A bald eagle nicknamed "Rover" has been circling, diving and hunting around New York City's Central Park since last weekend, enchanting birders across the city and the internet as videos and pictures of its visit have grabbed local headlines.
Manhattan Bird Alert confirmed to NBC New York that the bird known as "Rover" is identifiable by its R-7 metal ankle tag and previously has been spotted in Brooklyn.
Rover's Sunday evening hunting at the frozen Jacqueline Kennedy Onassis Reservoir on Jan. 23 immediately made local headlines — but then Rover stuck around.
Birdwatcher and Twitter user Brad Balliet posted a video of Rover taking off from the frozen reservoir and swooping across a sunset backdrop of skyscrapers on Jan. 25.
Manhattan Bird Alert announced several additional sightings of the bird on Thursday Jan. 27, suggesting the bird has spent at least four days in and around Central Park as of publication.
David Barrett, who runs Manhattan Bird Alert, told NBC New York that Rover has been visiting New York City for a few years and suggested that birders eager to see Rover visit Central Park's Jacqueline Kennedy Onassis reservoir between 4 p.m. and sunset, when the bird often hunts.
Bald Eagles, America's official national bird, have had a population rebound in recent decades after the phasing out of toxic pesticides like DDT. Between 2009 and 2021 the lower 48 states' population of Haliaeetus leucocephalus quadrupled to over 300,000 following a 1963 low of 417 known nesting pairs.
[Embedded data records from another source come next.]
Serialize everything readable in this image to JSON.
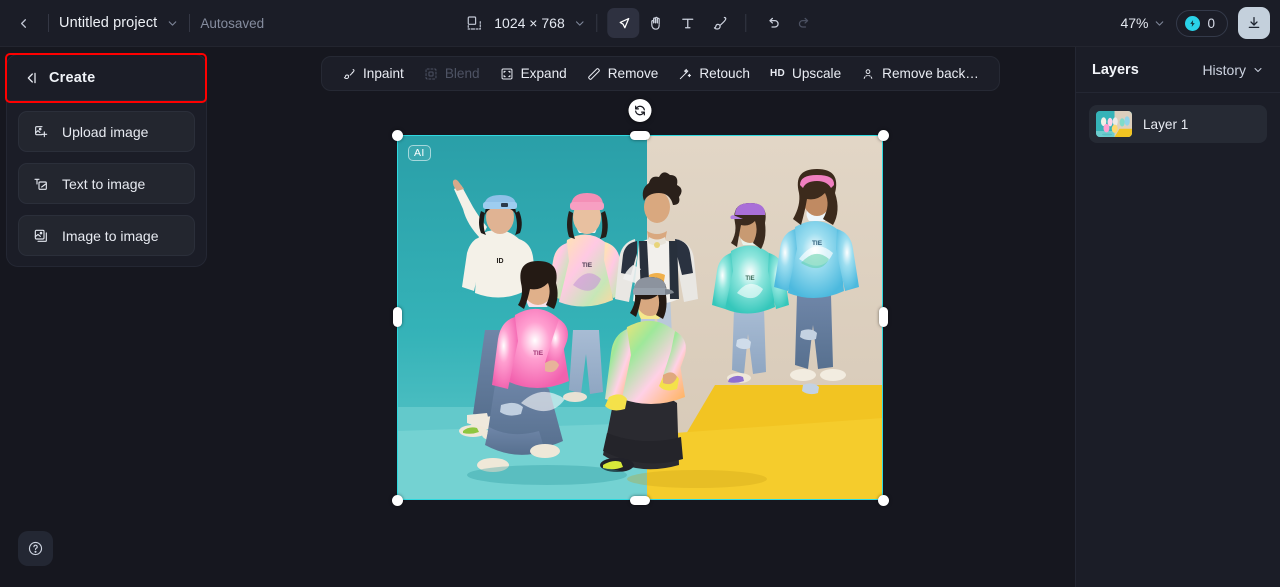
{
  "topbar": {
    "back_icon": "chevron-left-icon",
    "project_title": "Untitled project",
    "project_chevron": "chevron-down-icon",
    "autosaved_label": "Autosaved",
    "resize_icon": "resize-frame-icon",
    "canvas_dimensions": "1024 × 768",
    "dimensions_chevron": "chevron-down-icon",
    "tools": [
      {
        "name": "select-tool",
        "icon": "cursor-arrow-icon",
        "active": true
      },
      {
        "name": "pan-tool",
        "icon": "hand-icon",
        "active": false
      },
      {
        "name": "text-tool",
        "icon": "text-t-icon",
        "active": false
      },
      {
        "name": "brush-tool",
        "icon": "brush-icon",
        "active": false
      }
    ],
    "undo_icon": "undo-arrow-icon",
    "redo_icon": "redo-arrow-icon",
    "zoom_level": "47%",
    "zoom_chevron": "chevron-down-icon",
    "credits_icon": "credit-coin-icon",
    "credits_count": "0",
    "download_icon": "download-icon",
    "accent_color": "#2ad2e8",
    "download_bg": "#c4d0dc"
  },
  "create_panel": {
    "collapse_icon": "collapse-panel-icon",
    "title": "Create",
    "items": [
      {
        "label": "Upload image",
        "icon": "image-plus-icon",
        "highlighted": true
      },
      {
        "label": "Text to image",
        "icon": "text-to-image-icon",
        "highlighted": false
      },
      {
        "label": "Image to image",
        "icon": "image-to-image-icon",
        "highlighted": false
      }
    ],
    "highlight_color": "#ff0000"
  },
  "canvas_toolbar": {
    "items": [
      {
        "label": "Inpaint",
        "icon": "inpaint-brush-icon",
        "disabled": false
      },
      {
        "label": "Blend",
        "icon": "blend-frame-icon",
        "disabled": true
      },
      {
        "label": "Expand",
        "icon": "expand-frame-icon",
        "disabled": false
      },
      {
        "label": "Remove",
        "icon": "eraser-icon",
        "disabled": false
      },
      {
        "label": "Retouch",
        "icon": "retouch-wand-icon",
        "disabled": false
      },
      {
        "label": "Upscale",
        "icon": "hd-badge-icon",
        "disabled": false
      },
      {
        "label": "Remove back…",
        "icon": "remove-background-icon",
        "disabled": false
      }
    ]
  },
  "layers_panel": {
    "title": "Layers",
    "history_label": "History",
    "history_chevron": "chevron-down-icon",
    "layers": [
      {
        "name": "Layer 1",
        "thumbnail": "group-photo-thumbnail"
      }
    ]
  },
  "canvas": {
    "ai_badge": "AI",
    "selection_color": "#2fd9e0",
    "rotate_icon": "rotate-refresh-icon",
    "image_description": "Seven young people in colorful tie-dye streetwear posing against a teal and beige studio backdrop with a yellow floor panel"
  },
  "help": {
    "icon": "question-mark-icon"
  }
}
Their rebound has coincided with widespread availability of remote-controlled drones, and the newly-numerous raptors have occasionally made headlines for snatching the invasive flying robots out of the air in their razor sharp talons.
In 2018 another rare bird enchanted New York's avid birder community, and the internet, when a mysterious and colorful Mandarin duck was seen floating around the reservoir.